Es wäre übertrieben zu sagen, dass Katrin Segel mit Senf statt Muttermilch großgezogen wurde, aber ganz falsch ist es natürlich auch nicht. Schließlich entstammt sie einer Senfdynastie, die seit knapp 100 Jahren die Österreicher mit entsprechenden Spezialitäten versorgt.

"Es war ganz normal, vor dem oder nach dem Kindergarten in die Firma zu gehen", erzählt sie. Die befreundeten Kinder hatten dann vermutlich oft eine Wurstsemmel mit dabei und veredelten sie mit dem Englischen Spezialsenf, für den vor allem die Firma Ramsa Wolf bekannt ist. Früher oder später kamen dann alle Klassen aus den Schulen, in die Katrin Segel ging, in den Betrieb der Eltern, um sich anzuschauen, wie der Senf in die Tube kommt.

Zunächst aber gab es von Ramsa Wolf nur die Wolfs, als Johann I. im Jahr 1926 die "Wiener Senfmühle" draußen in Wien-Erdberg gründete, nachdem er zuvor beim Mautner das Senfmüllerhandwerk gelernt hatte. Sohn Johann II., "mehr so der Herumtreiber", verkaufte die Firma aber schon wieder samt Sohn Johann III. als Geschäftsführer an einen Branchenfremden, was natürlich nicht gutgehen konnte. So gründete der III., der Katrin Segels Großvater war, seine eigene Senffirma, diesmal in Hernals draußen am Diepoldplatz, und die führt nun seine Enkelin Katrin in fünfter Generation.
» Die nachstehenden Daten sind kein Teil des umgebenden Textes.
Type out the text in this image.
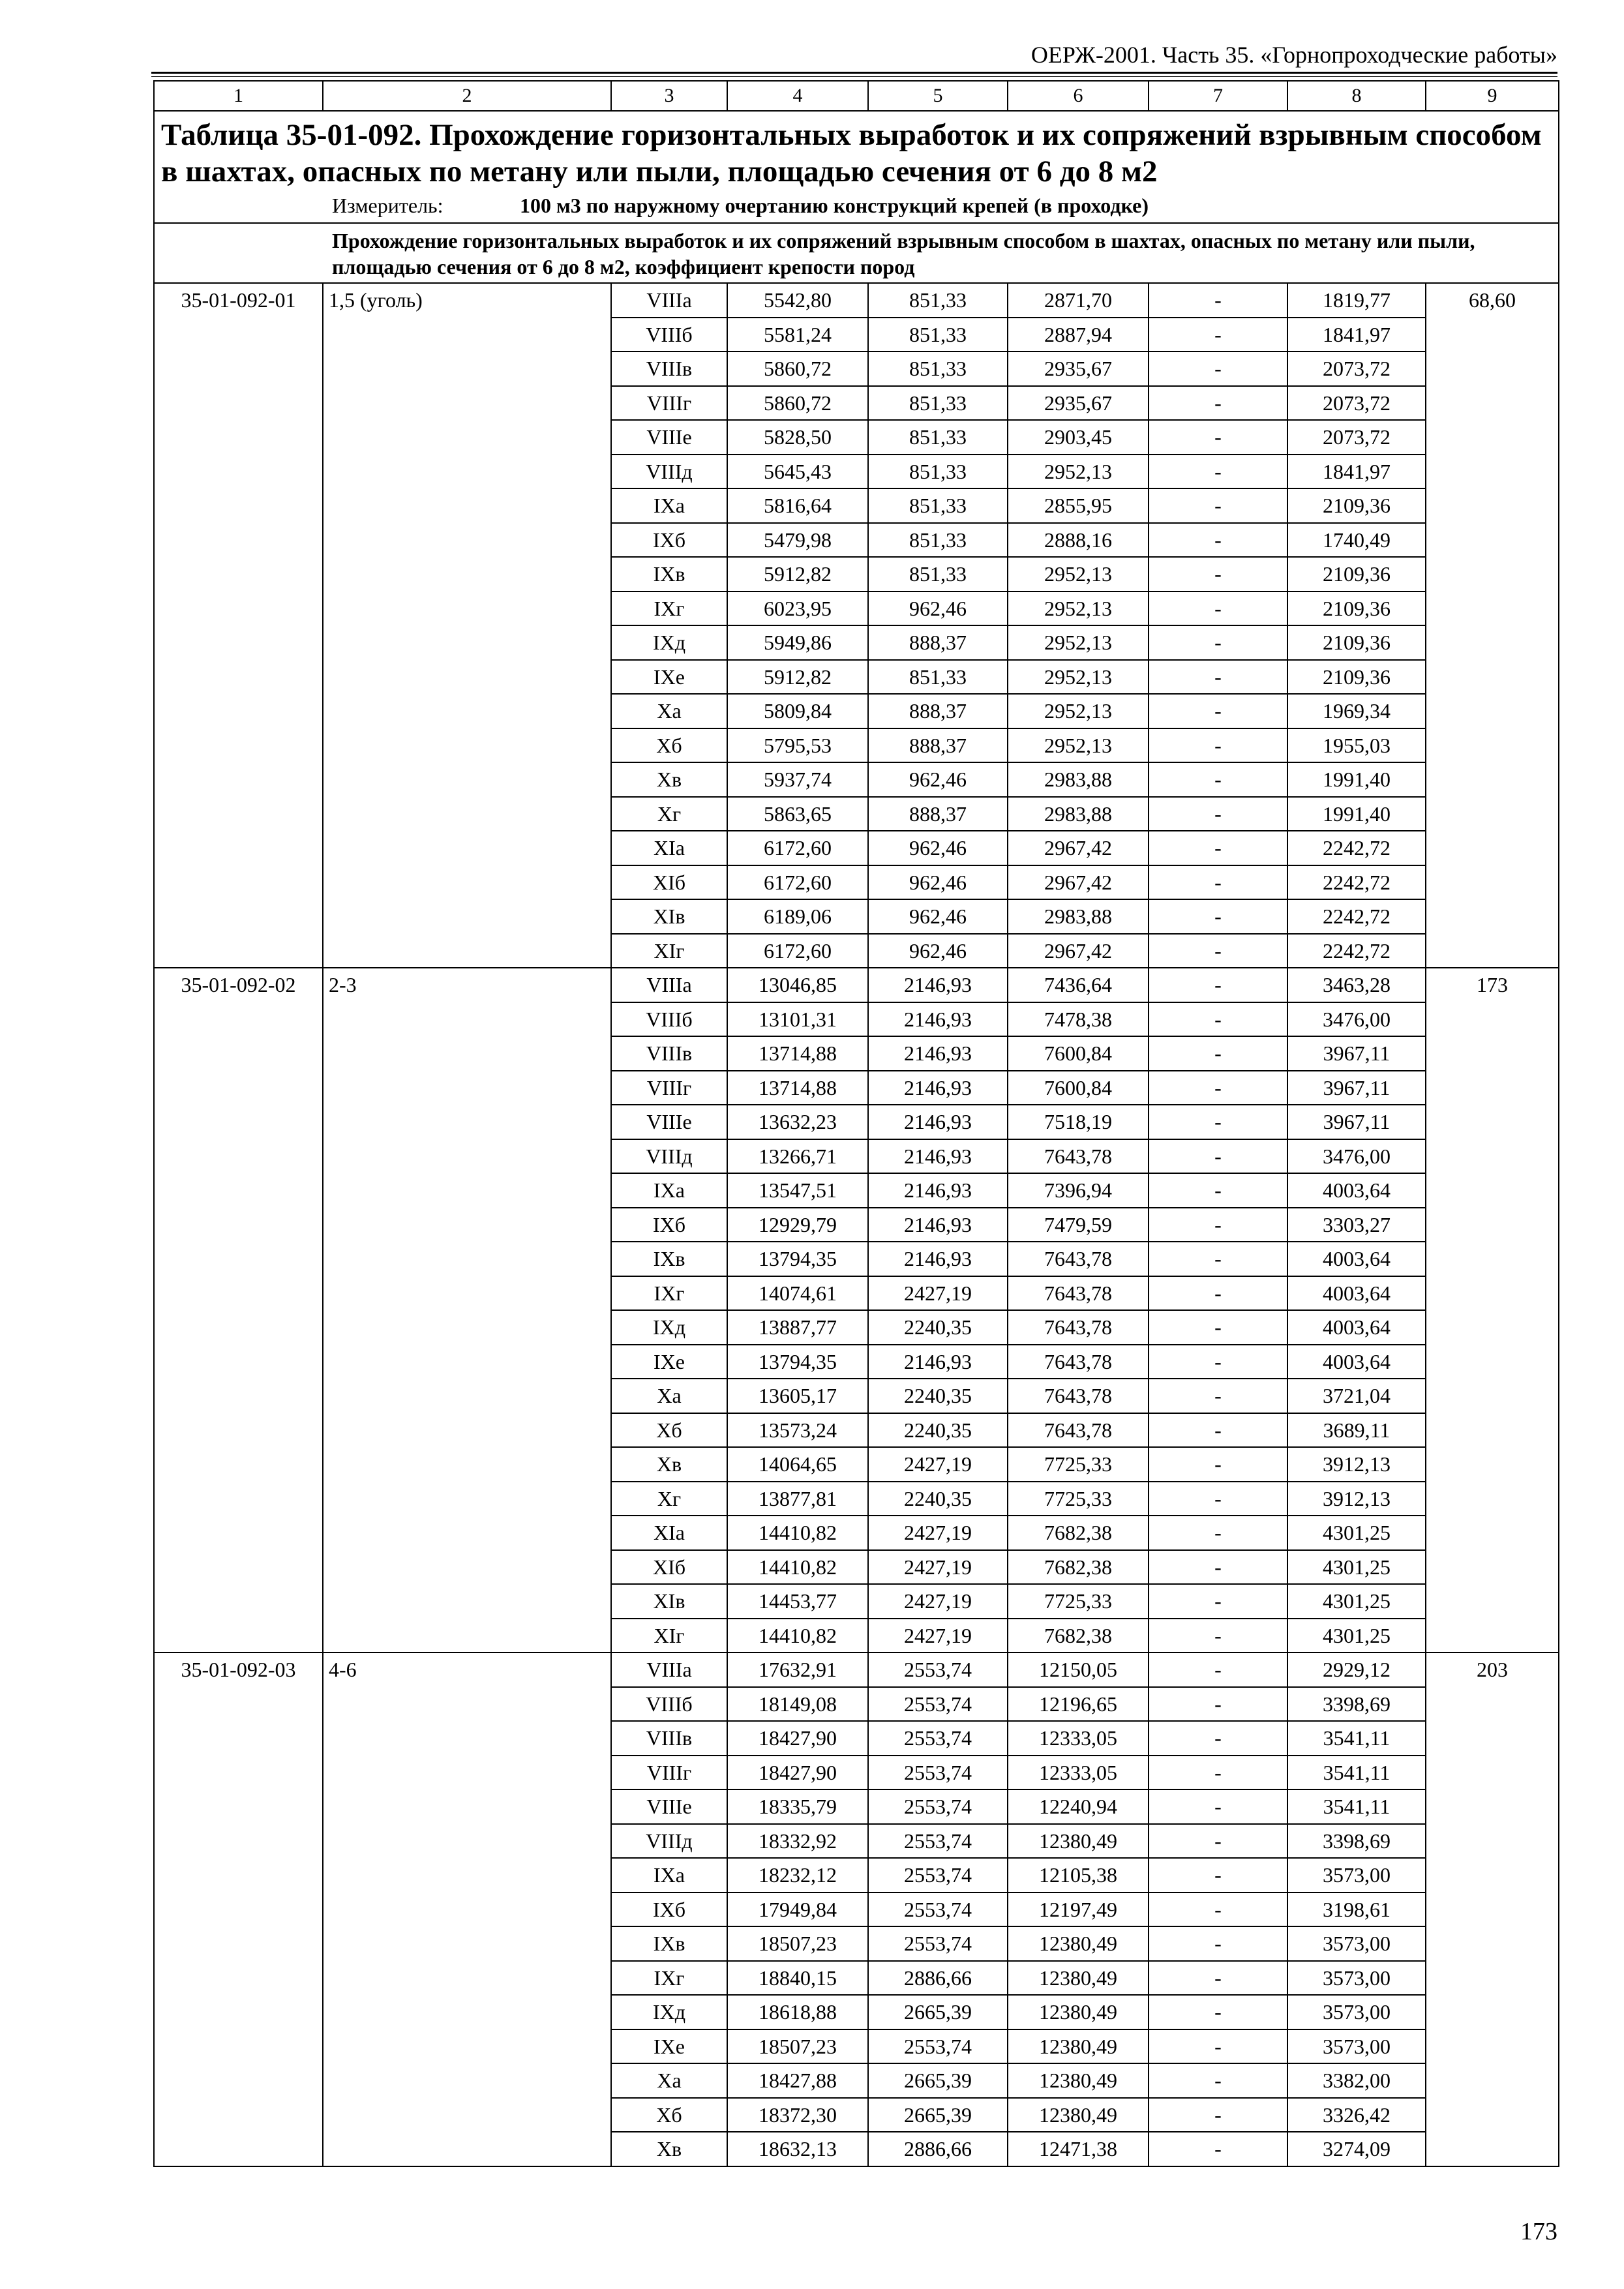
ОЕРЖ-2001. Часть 35. «Горнопроходческие работы»
1	2	3	4	5	6	7	8	9

Таблица 35-01-092. Прохождение горизонтальных выработок и их сопряжений взрывным способом в шахтах, опасных по метану или пыли, площадью сечения от 6 до 8 м2
Измеритель: 100 м3 по наружному очертанию конструкций крепей (в проходке)								

Прохождение горизонтальных выработок и их сопряжений взрывным способом в шахтах, опасных по метану или пыли, площадью сечения от 6 до 8 м2, коэффициент крепости пород								
35-01-092-01	1,5 (уголь)	VIIIа	5542,80	851,33	2871,70	-	1819,77	68,60
		VIIIб	5581,24	851,33	2887,94	-	1841,97	
		VIIIв	5860,72	851,33	2935,67	-	2073,72	
		VIIIг	5860,72	851,33	2935,67	-	2073,72	
		VIIIе	5828,50	851,33	2903,45	-	2073,72	
		VIIIд	5645,43	851,33	2952,13	-	1841,97	
		IXа	5816,64	851,33	2855,95	-	2109,36	
		IXб	5479,98	851,33	2888,16	-	1740,49	
		IXв	5912,82	851,33	2952,13	-	2109,36	
		IXг	6023,95	962,46	2952,13	-	2109,36	
		IXд	5949,86	888,37	2952,13	-	2109,36	
		IXе	5912,82	851,33	2952,13	-	2109,36	
		Xа	5809,84	888,37	2952,13	-	1969,34	
		Xб	5795,53	888,37	2952,13	-	1955,03	
		Xв	5937,74	962,46	2983,88	-	1991,40	
		Xг	5863,65	888,37	2983,88	-	1991,40	
		XIа	6172,60	962,46	2967,42	-	2242,72	
		XIб	6172,60	962,46	2967,42	-	2242,72	
		XIв	6189,06	962,46	2983,88	-	2242,72	
		XIг	6172,60	962,46	2967,42	-	2242,72	
35-01-092-02	2-3	VIIIа	13046,85	2146,93	7436,64	-	3463,28	173
		VIIIб	13101,31	2146,93	7478,38	-	3476,00	
		VIIIв	13714,88	2146,93	7600,84	-	3967,11	
		VIIIг	13714,88	2146,93	7600,84	-	3967,11	
		VIIIе	13632,23	2146,93	7518,19	-	3967,11	
		VIIIд	13266,71	2146,93	7643,78	-	3476,00	
		IXа	13547,51	2146,93	7396,94	-	4003,64	
		IXб	12929,79	2146,93	7479,59	-	3303,27	
		IXв	13794,35	2146,93	7643,78	-	4003,64	
		IXг	14074,61	2427,19	7643,78	-	4003,64	
		IXд	13887,77	2240,35	7643,78	-	4003,64	
		IXе	13794,35	2146,93	7643,78	-	4003,64	
		Xа	13605,17	2240,35	7643,78	-	3721,04	
		Xб	13573,24	2240,35	7643,78	-	3689,11	
		Xв	14064,65	2427,19	7725,33	-	3912,13	
		Xг	13877,81	2240,35	7725,33	-	3912,13	
		XIа	14410,82	2427,19	7682,38	-	4301,25	
		XIб	14410,82	2427,19	7682,38	-	4301,25	
		XIв	14453,77	2427,19	7725,33	-	4301,25	
		XIг	14410,82	2427,19	7682,38	-	4301,25	
35-01-092-03	4-6	VIIIа	17632,91	2553,74	12150,05	-	2929,12	203
		VIIIб	18149,08	2553,74	12196,65	-	3398,69	
		VIIIв	18427,90	2553,74	12333,05	-	3541,11	
		VIIIг	18427,90	2553,74	12333,05	-	3541,11	
		VIIIе	18335,79	2553,74	12240,94	-	3541,11	
		VIIIд	18332,92	2553,74	12380,49	-	3398,69	
		IXа	18232,12	2553,74	12105,38	-	3573,00	
		IXб	17949,84	2553,74	12197,49	-	3198,61	
		IXв	18507,23	2553,74	12380,49	-	3573,00	
		IXг	18840,15	2886,66	12380,49	-	3573,00	
		IXд	18618,88	2665,39	12380,49	-	3573,00	
		IXе	18507,23	2553,74	12380,49	-	3573,00	
		Xа	18427,88	2665,39	12380,49	-	3382,00	
		Xб	18372,30	2665,39	12380,49	-	3326,42	
		Xв	18632,13	2886,66	12471,38	-	3274,09	
173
Katrin Segel (li.) führt in fünfter Generation.
Foto: Christian Fischer

Ein paar Bezirke weiter, im fünften nämlich, ging 1929 derweil die Gründung der Senffabrik Ramsa vonstatten. Gründer Raimund geriet während des Zweiten Weltkriegs in polnische Kriegsgefangenschaft und nahm von dort – Polen ist ein erklärtes Senfliebhaberland! – die Rezeptur für den Englischen Spezialsenf von einem polnischen Senfmüller mit, der sich ab Produktionsbeginn sofort als Verkaufsschlager entpuppte. "Englisch" und nicht "polnisch" hieß der Senf übrigens deswegen, weil "Englisch" die Sortenbezeichnung für "scharf" ist.

Senf statt Butter am Brot

Von der Zeit nach dem Krieg wusste Katrin Segels Urgroßmutter noch zu erzählen: "Wenn die Leute kein Geld für die Butter am Brot haben, dann schmieren sie sich Senf darauf." In den 1960er-Jahren dann, erzählt sie, "gab es viele, die in Wien Senf produzierten, man fuhr herum, kaufte ein, verkaufte, kochte, traf sich, redete". Johann Wolf III. zum Beispiel sprach irgendwann mit Raimund Ramsa, der für seine Senffirma keinen Nachfolger hatte, sich aber dringend einen wünschte. Sein Wunsch sollte in Erfüllung gehen, als die beiden Herren ihre beiden Firmen zusammenführten. So verfeinerte ab 1969 der Englische Spezialsenf aus dem Hause Ramsa Wolf die Leberkässemmeln der Österreicher und Österreicherinnen und gerne auch die Käsekrainer, das Burenhäutl oder, in den entsprechenden Gastrolokalen, die gegrillten Ripperl.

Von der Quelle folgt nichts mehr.